Quark (Armin Shimmerman) – Deep Space Nine is to the Ferengi as Next Generation was to the Klingons, i.e. a seven-year expansion of the alien culture to admirable depths. As a character, Quark is a primary benefactor of the Ferengi-pushing, as he and his casino bar on the station are given a nice fair share of plotline all to his own while, you know, wars rage in space outside. Among Quark’s kin/employ are his distinctly beta-younger brother Rom (Max Grodénchik); Rom’s son Nog (Aron Eisenberg), who ultimately seeks to become the first Ferengi citizen at Starfleet Academy; his mother Ishka (Cecily Adams), a trendsetter who thinks women should be allowed the right to play capitalism; Ferenginar leader Grand Nagus Zek (Wallace Shawn); and the dabo girl Leeta (Chase Masterson).
Lt. Commander Worf (Michael Dorn) – Here he is, folks: The all-time champion of Star Trek TV series. Michael Dorn managed to get 11 full seasons plus four movies’ worth of life out of nearly everybody’s favorite Klingon.
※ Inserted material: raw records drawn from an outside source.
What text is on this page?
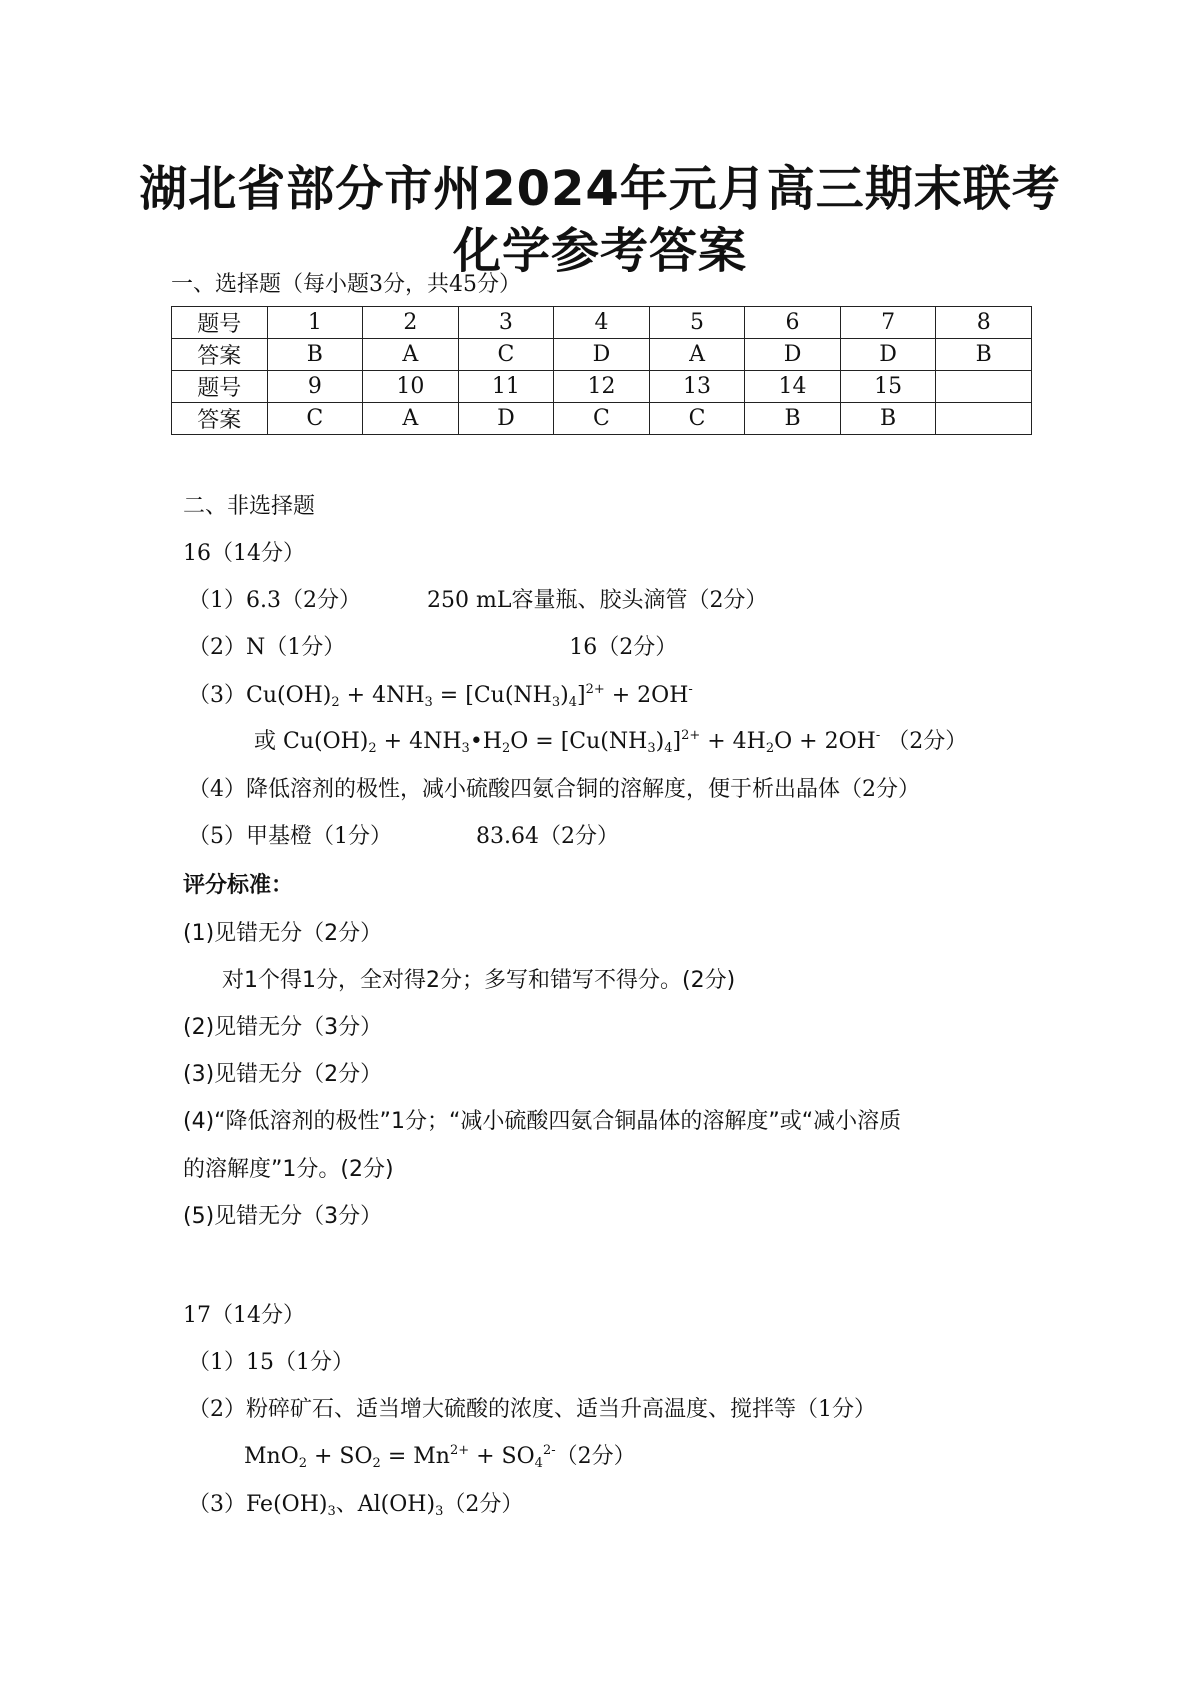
湖北省部分市州2024年元月高三期末联考
化学参考答案
一、选择题（每小题3分，共45分）
题号	1	2	3	4	5	6	7	8
答案	B	A	C	D	A	D	D	B
题号	9	10	11	12	13	14	15	
答案	C	A	D	C	C	B	B	
二、非选择题
16（14分）
（1）6.3（2分）	250 mL容量瓶、胶头滴管（2分）
（2）N（1分）	16（2分）
$(3)Cu(OH)_2 + 4NH_3 = [Cu(NH_3)_4]^{2+} + 2OH^-$
或 $Cu(OH)_2$ + $4NH_3•H_2O = [Cu(NH_3)_4]^{2+} + 4H_2O + 2OH^-$ （2分）
（4）降低溶剂的极性，减小硫酸四氨合铜的溶解度，便于析出晶体（2分）
（5）甲基橙（1分）	83.64（2分）
评分标准：
(1)见错无分（2分）
对1个得1分，全对得2分；多写和错写不得分。(2分)
(2)见错无分（3分）
(3)见错无分（2分）
(4)“降低溶剂的极性”1分；“减小硫酸四氨合铜晶体的溶解度”或“减小溶质
的溶解度”1分。(2分)
(5)见错无分（3分）
17（14分）
（1）15（1分）
（2）粉碎矿石、适当增大硫酸的浓度、适当升高温度、搅拌等（1分）
$MnO_2 + SO_2 = Mn^{2+} + SO_4^{2-}(2$分）
$(3)Fe(OH)_3$、$Al(OH)_3(2$分）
And if Worf isn’t you favorite Klingon, he may have brought him to the station during his years aboard Deep Space Nine: Multiple guest appearances were turned in by Worf’s brother Kurn, son of Mogh (Tony Todd); his son Alexander (Brian Bonsall); Gowron (Robert O’Reilly), badass leader of the Klingon High Council himself; and General Martok (J.G. Hertzler), leader of the Klingon forces in the Dominion War.
Morn (Mark Allen Shepherd) – But what can we say about this guy that he hasn’t already told us himself…?
Mirror Universe versions – The great majority of characters listed on this page (as well as some third-degree characters) also appear in alternate-universe versions of themselves in several episode set within ST’s “mirror universe.” The fate of most of our heroes (with the exception of Garak) is typically far more desperate in the somehow even darker mirror world, and each truly has a distinct character of his/her/its own. So tack on about, what, 40 more characters here.
The point here is that Star Trek: Deep Space Nine is one epic series with one epic cast. Further considering the cast list episode listing, STG has got to say that, like TOS and TNG, DS9 is far ahead of its time in terms of standards for American television series.